Aku Mencintaimu, Tapi (tak) Bisa

Rara
Chapter #11

Kepala Batu

***

"Sshh," desis Laras, merapatkan gigi. Ia baru saja selesai membuka pintu.

Apa tidak salah dengan apa yang dilihat Laras sekarang? Sebuah ruangan yang berisi banyak bangku yang asal ditumpuk menyerupai gunungan bak kapal pecah. Kotor sekali, pikirnya. Melihat saja, ia bergidik ngeri. Hanya kedua tangannya, tak mungkin bisa selesai.

"Ras?"

***

"Gudang," sebut Rafa membaca papan nama di atas bingkai pintu yang menganga. Ia menghela nafas dengan berat. Dalam hati, ia tak mau melakukan hal ini, terpaksa.

"Padahal cuma karena PR ketinggalan aja sampe dihukum kaya gini."

"Eh?" Rafa tertegun saat mendengar suara wanita dari dalam, merasa tak asing. Ia pun bergegas masuk dan mendapati seorang gadis yang menarik kursi dari tumpukan amburadul. Dari yang sebelumnya ogah-ogahan, kini justru ia menarik kedua sudut bibir. Keajaiban?

"Pak Danur mah emang terkenal killer banget, ngasih hukuman gak tanggung-tanggung," timpal seorang pemuda yang tiba-tiba muncul dari balik susunan kursi-kursi yang berantakan. "O?" Ia menunjuk ke arah belakang Laras.

"Em?" Bingung, Laras buru-buru membalikkan badan dan mendapati seorang pemuda dengan rompi krem. Mengapa bisa dan untuk apa? "Rafa," sebutnya melirik sekitar, beberapa detik.

"Pak Danur nyuruh gue ke sini buat bantu beres-beres," sahut Rafa, seadanya. Tak mudah baginya, mungkin. Padahal dia berpikir kali ini akan menjadi kesempatan. Ia hanya memandangi Laras yang sekali menatap dirinya dengan arah yang sama.

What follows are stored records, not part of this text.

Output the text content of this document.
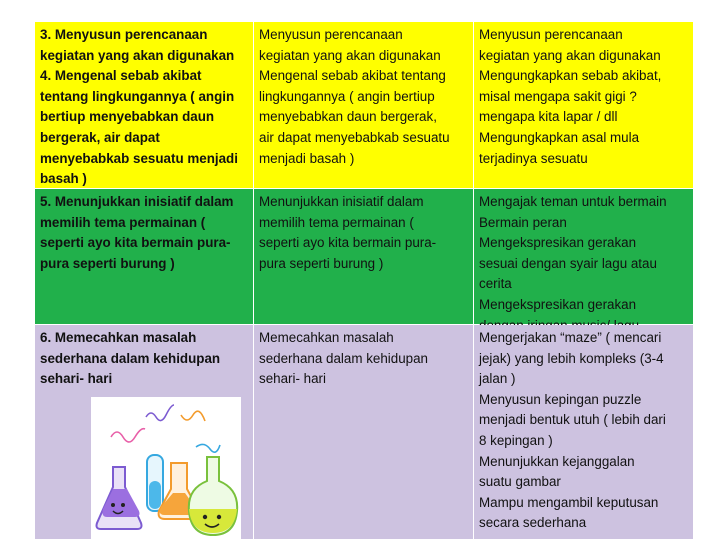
3. Menyusun perencanaan
kegiatan yang akan digunakan
4. Mengenal sebab akibat
tentang lingkungannya ( angin
bertiup menyebabkan daun
bergerak, air dapat
menyebabkab sesuatu menjadi
basah )
Menyusun perencanaan
kegiatan yang akan digunakan
Mengenal sebab akibat tentang
lingkungannya ( angin bertiup
menyebabkan daun bergerak,
air dapat menyebabkab sesuatu
menjadi basah )
Menyusun perencanaan
kegiatan yang akan digunakan
Mengungkapkan sebab akibat,
misal mengapa sakit gigi ?
mengapa kita lapar / dll
Mengungkapkan asal mula
terjadinya sesuatu
5. Menunjukkan inisiatif dalam
memilih tema permainan (
seperti ayo kita bermain pura-
pura seperti burung )
Menunjukkan inisiatif dalam
memilih tema permainan (
seperti ayo kita bermain pura-
pura seperti burung )
Mengajak teman untuk bermain
Bermain peran
Mengekspresikan gerakan
sesuai dengan syair lagu atau
cerita
Mengekspresikan gerakan
6. Memecahkan masalah
sederhana dalam kehidupan
sehari- hari
Memecahkan masalah
sederhana dalam kehidupan
sehari- hari
Mengerjakan “maze” ( mencari
jejak) yang lebih kompleks (3-4
jalan )
Menyusun kepingan puzzle
menjadi bentuk utuh ( lebih dari
8 kepingan )
Menunjukkan kejanggalan
suatu gambar
Mampu mengambil keputusan
secara sederhana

Marwan dan Laras tak menjawab apa-apa. Akan tetapi, mereka berdua memberi kode melalui mata untuk segera memulai pekerjaan kepada Rafa. Ya, dimulai dari menurunkan bangku-bangku.

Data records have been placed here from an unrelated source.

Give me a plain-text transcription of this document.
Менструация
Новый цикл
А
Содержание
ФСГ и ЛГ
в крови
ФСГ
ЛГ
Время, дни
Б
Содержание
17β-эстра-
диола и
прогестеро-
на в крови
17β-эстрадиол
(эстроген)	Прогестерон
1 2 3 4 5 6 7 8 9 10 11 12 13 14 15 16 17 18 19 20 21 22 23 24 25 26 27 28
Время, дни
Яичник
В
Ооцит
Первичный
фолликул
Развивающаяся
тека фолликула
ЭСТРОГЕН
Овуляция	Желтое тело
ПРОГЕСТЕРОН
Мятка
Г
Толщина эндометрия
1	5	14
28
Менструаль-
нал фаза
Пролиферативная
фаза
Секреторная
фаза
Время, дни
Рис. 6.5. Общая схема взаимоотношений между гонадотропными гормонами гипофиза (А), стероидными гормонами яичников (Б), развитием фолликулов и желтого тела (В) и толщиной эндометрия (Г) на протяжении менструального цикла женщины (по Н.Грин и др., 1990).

Meski mengerti apa yang dimaksud, Rafa tak langsung menggerakkan tubuh. Ia masih terpaku pada sosok gadis yang tak jauh di depannya. Dia sendiri tak tahu, apa yang terjadi pada dirinya. Rasanya sulit untuk mengedipkan mata. Tak boleh seperti ini, berusaha membuyarkan.

Marwan masih sibuk dengan kegiatannya. Namun entah mengapa, ia mulai merasa gerah. Oleh karena itu, ia melepas dan menaruh jas almamater pada salah satu sandaran kursi. Ia juga merenggangkan dasi lalu membuka satu kancing kemeja paling atas dan mengibas-ibaskan ujung kerah.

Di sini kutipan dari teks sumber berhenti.